Le Togo engage une opération nationale de recensement des acteurs de l’économie sociale et solidaire (ESS) afin de mieux connaître ce secteur et de renforcer son accompagnement. Cette démarche vise à établir une base d’informations sur les coopératives, mutuelles, associations économiques et groupements communautaires actifs sur le territoire.
Portée par le ministère du Développement à la base, de l’Inclusion financière, de la Jeunesse et de l’Emploi des jeunes, chargé de l’Économie sociale et solidaire, cette initiative doit permettre d’identifier les différentes organisations qui participent à la création de revenus et au développement des communautés.
Le recensement repose sur la collecte de données auprès des structures concernées.

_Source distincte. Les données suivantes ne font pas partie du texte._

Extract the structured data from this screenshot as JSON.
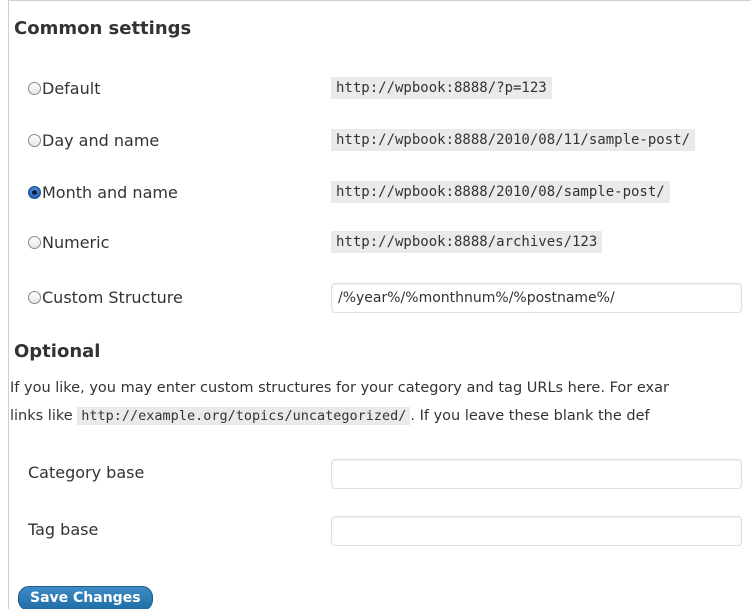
{
  "common": {
    "title": "Common settings",
    "options": [
      {
        "label": "Default",
        "example": "http://wpbook:8888/?p=123",
        "checked": false
      },
      {
        "label": "Day and name",
        "example": "http://wpbook:8888/2010/08/11/sample-post/",
        "checked": false
      },
      {
        "label": "Month and name",
        "example": "http://wpbook:8888/2010/08/sample-post/",
        "checked": true
      },
      {
        "label": "Numeric",
        "example": "http://wpbook:8888/archives/123",
        "checked": false
      },
      {
        "label": "Custom Structure",
        "value": "/%year%/%monthnum%/%postname%/",
        "checked": false
      }
    ]
  },
  "optional": {
    "title": "Optional",
    "description_line1": "If you like, you may enter custom structures for your category and tag URLs here. For exar",
    "description_line2_start": "links like",
    "description_example": "http://example.org/topics/uncategorized/",
    "description_line2_end": ". If you leave these blank the def",
    "category_base_label": "Category base",
    "category_base_value": "",
    "tag_base_label": "Tag base",
    "tag_base_value": ""
  },
  "save_button_label": "Save Changes"
}
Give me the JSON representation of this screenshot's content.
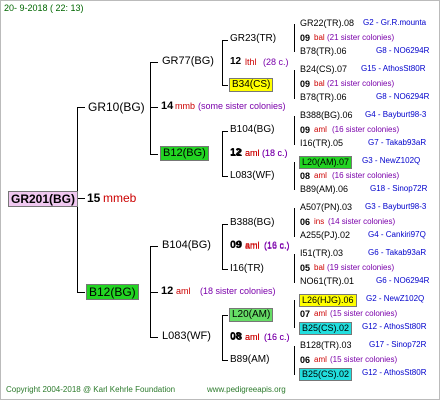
{
  "header": {
    "date": "20-  9-2018  ( 22: 13)"
  },
  "root": {
    "name": "GR201(BG)",
    "age": "15",
    "unit": "mmeb"
  },
  "gen1": [
    {
      "name": "GR10(BG)",
      "age": "14",
      "unit": "mmb",
      "note": "(some sister colonies)"
    },
    {
      "name": "B12(BG)",
      "age": "12",
      "unit": "aml",
      "note": "(18 sister colonies)"
    }
  ],
  "gen2": [
    {
      "name": "GR77(BG)"
    },
    {
      "name": "B12(BG)",
      "age": "12",
      "unit": "aml",
      "note": "(18 c.)"
    },
    {
      "name": "B104(BG)",
      "age": "09",
      "unit": "aml",
      "note": "(16 c.)"
    },
    {
      "name": "L083(WF)",
      "age": "08",
      "unit": "aml",
      "note": "(16 c.)"
    }
  ],
  "gen3": [
    {
      "name": "GR23(TR)",
      "age": "12",
      "unit": "lthl",
      "note": "(28 c.)"
    },
    {
      "name": "B34(CS)"
    },
    {
      "name": "B104(BG)",
      "age": "12",
      "unit": "aml",
      "note": "(18 c.)"
    },
    {
      "name": "L083(WF)"
    },
    {
      "name": "B388(BG)",
      "age": "09",
      "unit": "aml",
      "note": "(16 c.)"
    },
    {
      "name": "I16(TR)"
    },
    {
      "name": "L20(AM)",
      "age": "08",
      "unit": "aml",
      "note": "(16 c.)"
    },
    {
      "name": "B89(AM)"
    }
  ],
  "gen4": [
    {
      "name": "GR22(TR).08",
      "info": "G2 - Gr.R.mounta"
    },
    {
      "age": "09",
      "unit": "bal",
      "note": "(21 sister colonies)"
    },
    {
      "name": "B78(TR).06",
      "info": "G8 - NO6294R"
    },
    {
      "name": "B24(CS).07",
      "info": "G15 - AthosSt80R"
    },
    {
      "age": "09",
      "unit": "bal",
      "note": "(21 sister colonies)"
    },
    {
      "name": "B78(TR).06",
      "info": "G8 - NO6294R"
    },
    {
      "name": "B388(BG).06",
      "info": "G4 - Bayburt98-3"
    },
    {
      "age": "09",
      "unit": "aml",
      "note": "(16 sister colonies)"
    },
    {
      "name": "I16(TR).05",
      "info": "G7 - Takab93aR"
    },
    {
      "name": "L20(AM).07",
      "info": "G3 - NewZ102Q"
    },
    {
      "age": "08",
      "unit": "aml",
      "note": "(16 sister colonies)"
    },
    {
      "name": "B89(AM).06",
      "info": "G18 - Sinop72R"
    },
    {
      "name": "A507(PN).03",
      "info": "G3 - Bayburt98-3"
    },
    {
      "age": "06",
      "unit": "ins",
      "note": "(14 sister colonies)"
    },
    {
      "name": "A255(PJ).02",
      "info": "G4 - Cankiri97Q"
    },
    {
      "name": "I51(TR).03",
      "info": "G6 - Takab93aR"
    },
    {
      "age": "05",
      "unit": "bal",
      "note": "(19 sister colonies)"
    },
    {
      "name": "NO61(TR).01",
      "info": "G6 - NO6294R"
    },
    {
      "name": "L26(HJG).06",
      "info": "G2 - NewZ102Q"
    },
    {
      "age": "07",
      "unit": "aml",
      "note": "(15 sister colonies)"
    },
    {
      "name": "B25(CS).02",
      "info": "G12 - AthosSt80R"
    },
    {
      "name": "B128(TR).03",
      "info": "G17 - Sinop72R"
    },
    {
      "age": "06",
      "unit": "aml",
      "note": "(15 sister colonies)"
    },
    {
      "name": "B25(CS).02",
      "info": "G12 - AthosSt80R"
    }
  ],
  "footer": {
    "copyright": "Copyright 2004-2018 @ Karl Kehrle Foundation",
    "url": "www.pedigreeapis.org"
  }
}
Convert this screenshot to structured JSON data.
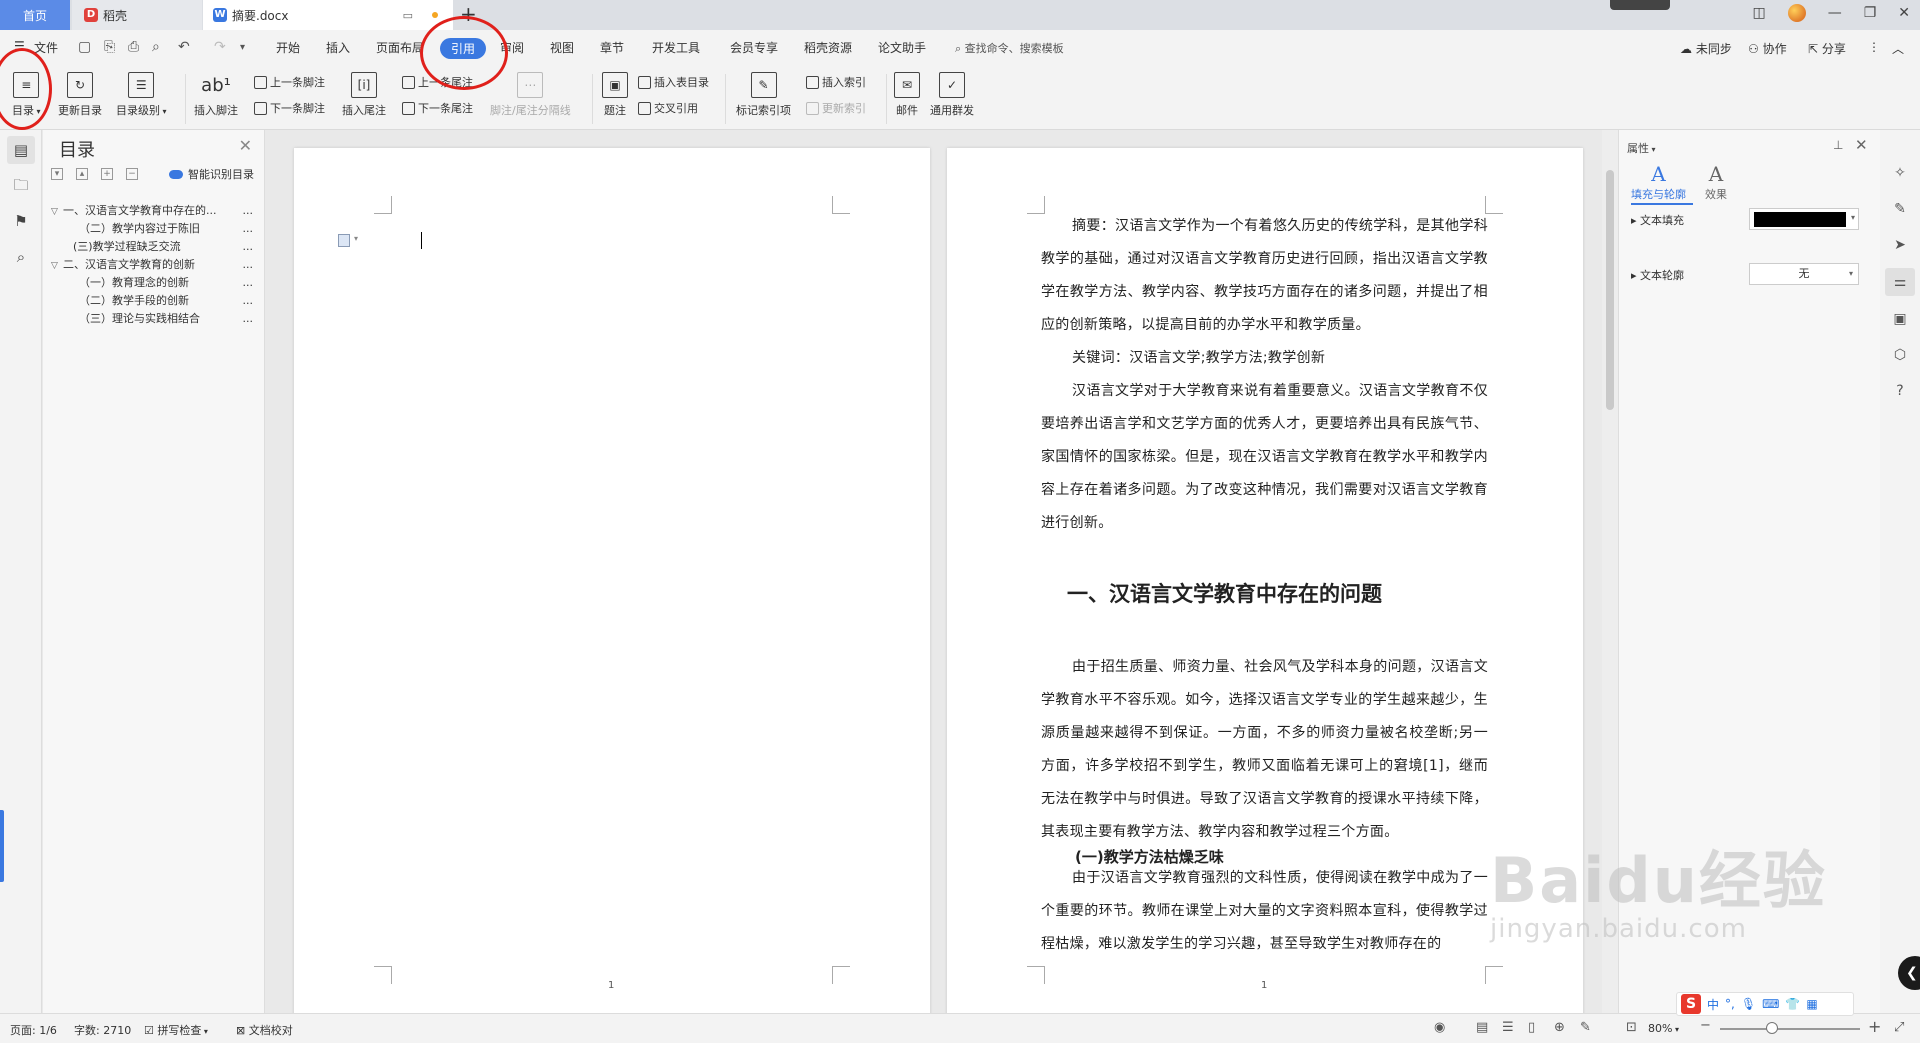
{
  "tabs": {
    "home": "首页",
    "daoke": "稻壳",
    "doc": "摘要.docx",
    "daoke_icon": "D",
    "doc_icon": "W"
  },
  "menu": {
    "file": "文件",
    "items": [
      "开始",
      "插入",
      "页面布局",
      "引用",
      "审阅",
      "视图",
      "章节",
      "开发工具",
      "会员专享",
      "稻壳资源",
      "论文助手"
    ],
    "active": "引用",
    "search": "查找命令、搜索模板",
    "unsynced": "未同步",
    "collab": "协作",
    "share": "分享"
  },
  "ribbon": {
    "toc": "目录",
    "update_toc": "更新目录",
    "toc_level": "目录级别",
    "insert_footnote": "插入脚注",
    "prev_footnote": "上一条脚注",
    "next_footnote": "下一条脚注",
    "insert_endnote": "插入尾注",
    "prev_endnote": "上一条尾注",
    "next_endnote": "下一条尾注",
    "footnote_sep": "脚注/尾注分隔线",
    "caption": "题注",
    "insert_table_of_figures": "插入表目录",
    "cross_ref": "交叉引用",
    "mark_index": "标记索引项",
    "insert_index": "插入索引",
    "update_index": "更新索引",
    "mail": "邮件",
    "mail_merge": "通用群发"
  },
  "toc_panel": {
    "title": "目录",
    "smart": "智能识别目录",
    "items": [
      {
        "text": "一、汉语言文学教育中存在的...",
        "level": 1,
        "arrow": "▽"
      },
      {
        "text": "（二）教学内容过于陈旧",
        "level": 2,
        "arrow": ""
      },
      {
        "text": "(三)教学过程缺乏交流",
        "level": 2,
        "arrow": ""
      },
      {
        "text": "二、汉语言文学教育的创新",
        "level": 1,
        "arrow": "▽"
      },
      {
        "text": "（一）教育理念的创新",
        "level": 2,
        "arrow": ""
      },
      {
        "text": "（二）教学手段的创新",
        "level": 2,
        "arrow": ""
      },
      {
        "text": "（三）理论与实践相结合",
        "level": 2,
        "arrow": ""
      }
    ],
    "dots": "..."
  },
  "document": {
    "page1_number": "1",
    "page2_number": "1",
    "abstract": "摘要：汉语言文学作为一个有着悠久历史的传统学科，是其他学科教学的基础，通过对汉语言文学教育历史进行回顾，指出汉语言文学教学在教学方法、教学内容、教学技巧方面存在的诸多问题，并提出了相应的创新策略，以提高目前的办学水平和教学质量。",
    "keywords": "关键词：汉语言文学;教学方法;教学创新",
    "intro": "汉语言文学对于大学教育来说有着重要意义。汉语言文学教育不仅要培养出语言学和文艺学方面的优秀人才，更要培养出具有民族气节、家国情怀的国家栋梁。但是，现在汉语言文学教育在教学水平和教学内容上存在着诸多问题。为了改变这种情况，我们需要对汉语言文学教育进行创新。",
    "heading1": "一、汉语言文学教育中存在的问题",
    "para1": "由于招生质量、师资力量、社会风气及学科本身的问题，汉语言文学教育水平不容乐观。如今，选择汉语言文学专业的学生越来越少，生源质量越来越得不到保证。一方面，不多的师资力量被名校垄断;另一方面，许多学校招不到学生，教师又面临着无课可上的窘境[1]，继而无法在教学中与时俱进。导致了汉语言文学教育的授课水平持续下降，其表现主要有教学方法、教学内容和教学过程三个方面。",
    "heading2": "(一)教学方法枯燥乏味",
    "para2": "由于汉语言文学教育强烈的文科性质，使得阅读在教学中成为了一个重要的环节。教师在课堂上对大量的文字资料照本宣科，使得教学过程枯燥，难以激发学生的学习兴趣，甚至导致学生对教师存在的"
  },
  "properties": {
    "title": "属性",
    "tab_fill": "填充与轮廓",
    "tab_effect": "效果",
    "text_fill": "文本填充",
    "text_outline": "文本轮廓",
    "outline_value": "无",
    "fill_color": "#000000",
    "tab_glyph": "A"
  },
  "status": {
    "page": "页面: 1/6",
    "words": "字数: 2710",
    "spell": "拼写检查",
    "proof": "文档校对",
    "zoom": "80%"
  },
  "ime": {
    "s": "S",
    "lang": "中"
  },
  "watermark": {
    "main": "Baidu经验",
    "sub": "jingyan.baidu.com"
  },
  "colors": {
    "accent": "#3a78e0",
    "annotation": "#e0201b"
  }
}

Les informations recueillies permettront de mieux mesurer la contribution de l’ESS à l’économie nationale et d’adapter les programmes publics aux besoins des acteurs.
Un secteur au service de l’inclusion économique
L’économie sociale et solidaire regroupe des organisations dont le fonctionnement repose sur la coopération, la solidarité et la recherche d’un bénéfice collectif. Au Togo, elle intervient dans plusieurs domaines comme l’agriculture, l’artisanat, la transformation agroalimentaire, le commerce, les services et la finance inclusive.
Dans les zones rurales comme urbaines, les structures de l’ESS participent à la création d’activités génératrices de revenus. Elles permettent aussi à des producteurs, artisans et entrepreneurs d’unir leurs moyens pour accéder plus facilement à certains services, notamment les financements, les équipements et les marchés.
L’agriculture constitue l’un des principaux secteurs d’activité des organisations de l’économie sociale et solidaire. Les coopératives agricoles jouent un rôle dans l’organisation des producteurs et la valorisation des filières locales.
Selon les données de l’Institut de conseil et d’appui technique (ICAT), le Togo compte plus de 1 400 coopératives agricoles regroupant près de 3 000 producteurs. Ces organisations contribuent au développement de plusieurs filières, notamment le soja, le café, le cacao, l’anacarde, le riz et le maraîchage.
La finance inclusive accompagne également cette dynamique. Le secteur de la microfinance facilite l’accès aux services financiers pour plusieurs catégories de la population. À fin 2025, les institutions de microfinance comptaient plus de 4,69 millions de bénéficiaires. Les dépôts collectés s’élevaient à 447,5 milliards de francs CFA, tandis que les crédits accordés dépassaient 352 milliards de francs CFA.
Des initiatives locales qui renforcent les chaînes de valeur
Au-delà de l’agriculture, l’économie sociale et solidaire participe au développement de la transformation des produits locaux. Plusieurs groupements, notamment féminins, développent des activités autour du manioc, du soja, du maïs, du karité et des produits halieutiques.
La filière soja illustre cette évolution. Elle rassemble plus de 200 entreprises et coopératives engagées dans la production, la transformation et la commercialisation. Cette chaîne de valeur génère un chiffre d’affaires annuel estimé à 182 milliards de francs CFA.
Dans l’artisanat également, les organisations collectives contribuent à la création d’activités et à la transmission des savoir-faire. Les regroupements professionnels facilitent l’accès aux formations, aux équipements et aux débouchés commerciaux.
Une meilleure connaissance pour mieux accompagner les acteurs
Avec le recensement national en cours, les autorités cherchent à disposer d’une vision plus précise de l’écosystème de l’économie sociale et solidaire. Les résultats attendus doivent servir à orienter les politiques publiques et à renforcer les dispositifs d’appui destinés aux structures concernées.
La consolidation des données sur les coopératives, associations économiques et autres organisations permettra aussi de mieux apprécier leur contribution dans la création d’emplois, la production locale et l’inclusion financière.
Au fil des années, l’ESS occupe une place croissante dans les stratégies de développement local au Togo. La structuration de ce secteur constitue un levier pour accompagner les initiatives collectives et soutenir les activités économiques portées par les communautés.